# Perform Database Operations

As part of this module we will perform basic database operations in Postgres. This is just to get started and advanced concepts will be covered as part of other courses.
* Overview of SQL
* Create Database and Users Table
* DDL – Data Definition Language
* DML – Data Manipulation Language
* DQL – Data Query Language
* CRUD Operations – DML and DQL
* TCL – Transaction Control Language
* Example - Data Engineering
* Example - Web Application
* Exercise - Database Operations

## Overview of SQL

SQL stands for Structured Query Language and it is broadly categorized into following:
* DDL - Data Definition Language
  * Creating Database Objects such as Tables, Indexes etc.
  * Define constraints such as not null, primary key, foreign key etc.
* DML - Data Manipulation Language
  * Inserting or Updating data in the tables
  * Deleting data from the tables
* DQL - Data Query Language
  * Project the data
  * Filter based up on the requirements
  * Join multiple tables
* TCL - Transaction Control Language
  * Commit to persistently store the changes.
  * Rollback to revert back changes to the prior state.

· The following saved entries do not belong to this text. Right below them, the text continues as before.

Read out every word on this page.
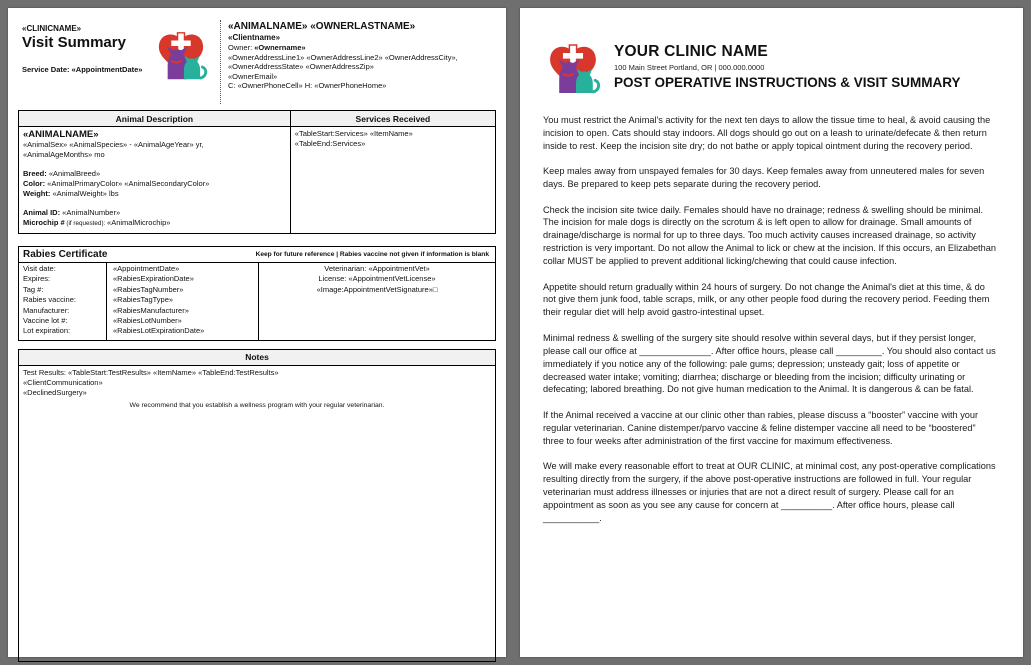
«CLINICNAME»
Visit Summary
Service Date: «AppointmentDate»
«ANIMALNAME» «OWNERLASTNAME»
«Clientname»
Owner: «Ownername»
«OwnerAddressLine1» «OwnerAddressLine2» «OwnerAddressCity»,
«OwnerAddressState» «OwnerAddressZip»
«OwnerEmail»
C: «OwnerPhoneCell» H: «OwnerPhoneHome»
Animal Description	Services Received
«ANIMALNAME»
«AnimalSex» «AnimalSpecies» - «AnimalAgeYear» yr,
«AnimalAgeMonths» mo
Breed: «AnimalBreed»
Color: «AnimalPrimaryColor» «AnimalSecondaryColor»
Weight: «AnimalWeight» lbs
Animal ID: «AnimalNumber»
Microchip # (if requested): «AnimalMicrochip»
«TableStart:Services» «ItemName»
«TableEnd:Services»
Rabies Certificate	Keep for future reference | Rabies vaccine not given if information is blank
Visit date:
Expires:
Tag #:
Rabies vaccine:
Manufacturer:
Vaccine lot #:
Lot expiration:
«AppointmentDate»
«RabiesExpirationDate»
«RabiesTagNumber»
«RabiesTagType»
«RabiesManufacturer»
«RabiesLotNumber»
«RabiesLotExpirationDate»
Veterinarian: «AppointmentVet»
License: «AppointmentVetLicense»
«Image:AppointmentVetSignature»□
Notes
Test Results: «TableStart:TestResults» «ItemName» «TableEnd:TestResults»
«ClientCommunication»
«DeclinedSurgery»
We recommend that you establish a wellness program with your regular veterinarian.
YOUR CLINIC NAME
100 Main Street Portland, OR | 000.000.0000
POST OPERATIVE INSTRUCTIONS & VISIT SUMMARY

You must restrict the Animal's activity for the next ten days to allow the tissue time to heal, & avoid causing the incision to open. Cats should stay indoors. All dogs should go out on a leash to urinate/defecate & then return inside to rest. Keep the incision site dry; do not bathe or apply topical ointment during the recovery period.

Keep males away from unspayed females for 30 days. Keep females away from unneutered males for seven days. Be prepared to keep pets separate during the recovery period.

Check the incision site twice daily. Females should have no drainage; redness & swelling should be minimal. The incision for male dogs is directly on the scrotum & is left open to allow for drainage. Small amounts of drainage/discharge is normal for up to three days. Too much activity causes increased drainage, so activity restriction is very important. Do not allow the Animal to lick or chew at the incision. If this occurs, an Elizabethan collar MUST be applied to prevent additional licking/chewing that could cause infection.

Appetite should return gradually within 24 hours of surgery. Do not change the Animal's diet at this time, & do not give them junk food, table scraps, milk, or any other people food during the recovery period. Feeding them their regular diet will help avoid gastro-intestinal upset.

Minimal redness & swelling of the surgery site should resolve within several days, but if they persist longer, please call our office at ______________. After office hours, please call _________. You should also contact us immediately if you notice any of the following: pale gums; depression; unsteady gait; loss of appetite or decreased water intake; vomiting; diarrhea; discharge or bleeding from the incision; difficulty urinating or defecating; labored breathing. Do not give human medication to the Animal. It is dangerous & can be fatal.

If the Animal received a vaccine at our clinic other than rabies, please discuss a “booster” vaccine with your regular veterinarian. Canine distemper/parvo vaccine & feline distemper vaccine all need to be “boostered” three to four weeks after administration of the first vaccine for maximum effectiveness.

We will make every reasonable effort to treat at OUR CLINIC, at minimal cost, any post-operative complications resulting directly from the surgery, if the above post-operative instructions are followed in full. Your regular veterinarian must address illnesses or injuries that are not a direct result of surgery. Please call for an appointment as soon as you see any cause for concern at __________. After office hours, please call ___________.
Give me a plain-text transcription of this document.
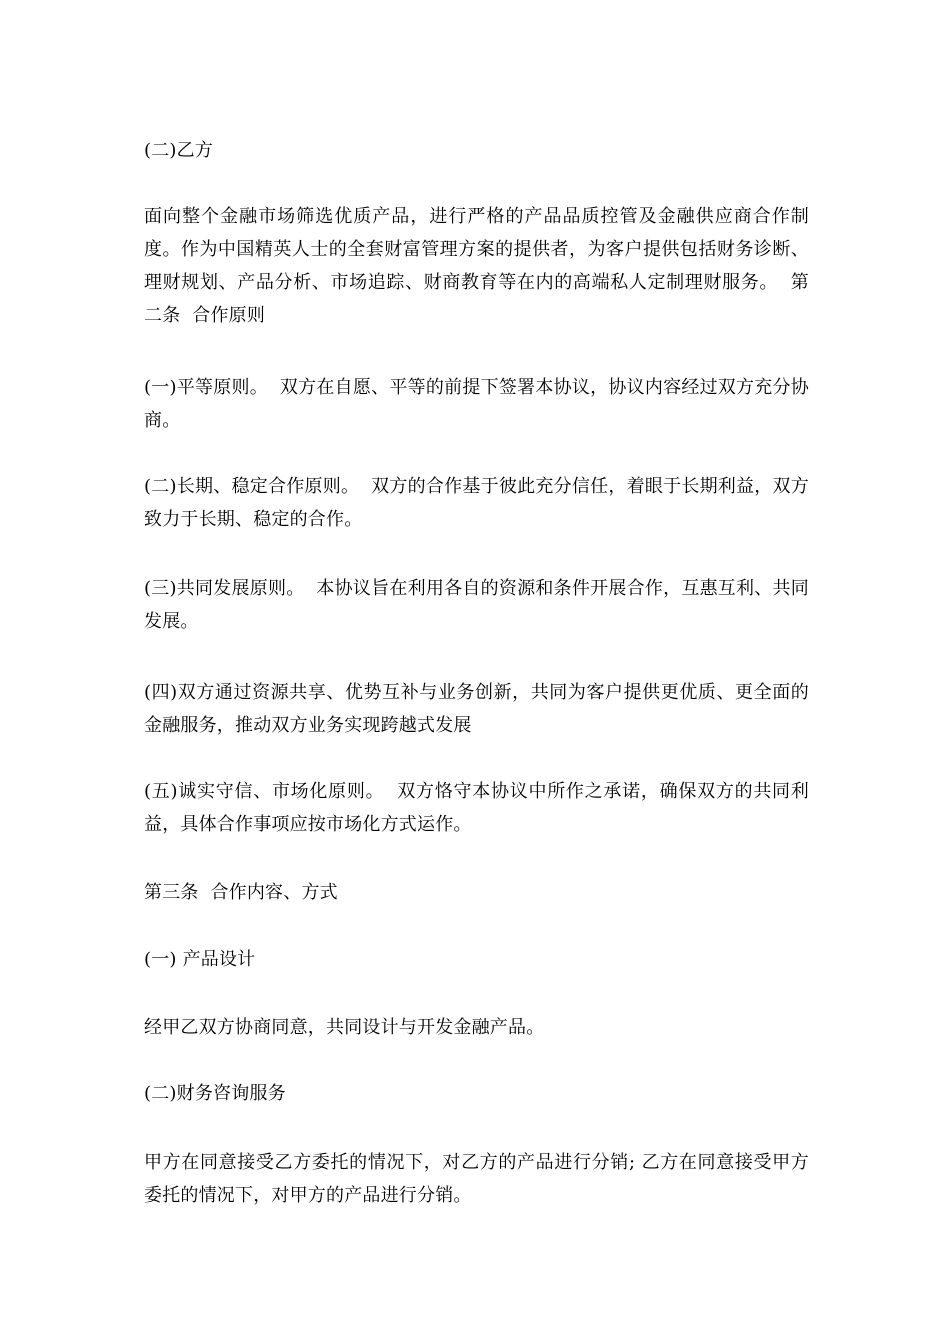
(二)乙方

面向整个金融市场筛选优质产品，进行严格的产品品质控管及金融供应商合作制度。作为中国精英人士的全套财富管理方案的提供者，为客户提供包括财务诊断、理财规划、产品分析、市场追踪、财商教育等在内的高端私人定制理财服务。  第二条  合作原则

(一)平等原则。  双方在自愿、平等的前提下签署本协议，协议内容经过双方充分协商。

(二)长期、稳定合作原则。  双方的合作基于彼此充分信任，着眼于长期利益，双方致力于长期、稳定的合作。

(三)共同发展原则。  本协议旨在利用各自的资源和条件开展合作，互惠互利、共同发展。

(四)双方通过资源共享、优势互补与业务创新，共同为客户提供更优质、更全面的金融服务，推动双方业务实现跨越式发展

(五)诚实守信、市场化原则。  双方恪守本协议中所作之承诺，确保双方的共同利益，具体合作事项应按市场化方式运作。

第三条  合作内容、方式

(一) 产品设计

经甲乙双方协商同意，共同设计与开发金融产品。

(二)财务咨询服务

甲方在同意接受乙方委托的情况下，对乙方的产品进行分销; 乙方在同意接受甲方委托的情况下，对甲方的产品进行分销。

Typically as part of applications we perform CRUD Operations which are nothing but DML and DQL.

## Create Database and Users Table

Let us create a simple table by name users for now. 

* We can run database commands using **%%sql with in Jupyter Notebook** or **psql** or **SQL Alchemy** to create the tables in the database. You can use the tool as per your preference.
* If you are using our labs, you will get a database and user which will be prefixed with your OS username and the password which is published via our portal.

Here are the commands to create the database using `psql`, in case if you are planning to use your own environment. You can only run these commands if you have access to database as super user.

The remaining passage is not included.